Lifting the lid by hand and pushing it back all the way beyond the vertical is apparently likely to either break it or lock it in a position where the automatic quiet-closing action will fail. So what the sticker should have said is that you shouldn't push it past the point where the automatic closing mechanism will still work. In other words, you shouldn't push it to the point where the automatic closing mechanism will not work. (This still isn't helpful, since the user will not know where that point is, which means this is a case of nerdview; but at least it has the right semantics.)
I might be the first person in human history to notice that this sign doesn't say what it was meant to say, and you might be the second. But we belong to a small minority. When ordinary people read signs at all (and mostly they don't, as an examination of the contents of almost any recycling bin will show) they typically just grab a quick sense of what it probably means. They don't parse with care, and they don't analyse much.
Even in speech, this is a perfectly normal way of responding to language. If you remark "That's not necessarily not untrue" at some point in a conversation with someone who isn't a linguist or a logician, your interlocutor is likely to take you to mean "That's probably true" if that's plausible in the context or "That's probably false" otherwise.
The people who work in factories writing the text for warning labels on products are very much like the rest of the hairless bipedal primates roaming the planet. They can handle a negation on a fair day if the wind is in the right direction. They can seldom handle a second or a third within a single sentence.

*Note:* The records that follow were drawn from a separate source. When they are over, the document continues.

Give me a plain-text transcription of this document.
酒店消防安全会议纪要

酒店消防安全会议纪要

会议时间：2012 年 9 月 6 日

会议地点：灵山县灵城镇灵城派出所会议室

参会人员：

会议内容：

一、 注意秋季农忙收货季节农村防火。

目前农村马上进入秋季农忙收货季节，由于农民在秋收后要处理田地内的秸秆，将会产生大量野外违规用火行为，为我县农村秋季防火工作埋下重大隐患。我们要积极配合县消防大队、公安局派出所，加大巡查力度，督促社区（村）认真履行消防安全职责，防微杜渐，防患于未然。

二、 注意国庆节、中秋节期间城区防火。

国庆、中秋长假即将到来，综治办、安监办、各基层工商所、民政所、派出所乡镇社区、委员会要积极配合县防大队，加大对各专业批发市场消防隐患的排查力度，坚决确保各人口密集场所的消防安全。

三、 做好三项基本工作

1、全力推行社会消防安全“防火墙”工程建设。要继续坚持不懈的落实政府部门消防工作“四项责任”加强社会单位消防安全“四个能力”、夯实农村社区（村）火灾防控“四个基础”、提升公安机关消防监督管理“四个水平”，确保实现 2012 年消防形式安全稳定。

[UPDATE: I should add that a number of people have written to me to defend the wording of the sticker, or to suggest alternative interpretations. I'll spare you the details, and just say this: I have a PhD in English syntax and six decades of experience reading the language, and read the sticker with the best will in the world, and couldn't make it coherent. Possibly the deep and complex interaction of English grammar, semantics, and pragmatics allow it to be interpreted as saying something sensible. But couldn't someone have written it in a way that allowed me, and people with far less experience of reading complex material, to understand it? Wouldn't it have sufficed to say "DON'T PULL THIS LID UP. IT'LL BREAK. USE THE PEDAL."? Of course it would. All that stuff about sack-holding (it's just a bin!) and hand-operation and automatic return and the point past which the automatic-return mechanism will no longer function is, as I mentioned above, pure nerdview. People are just hopeless at writing signs to warn the general public about things. That's my secondary point, and should perhaps have been my primary one.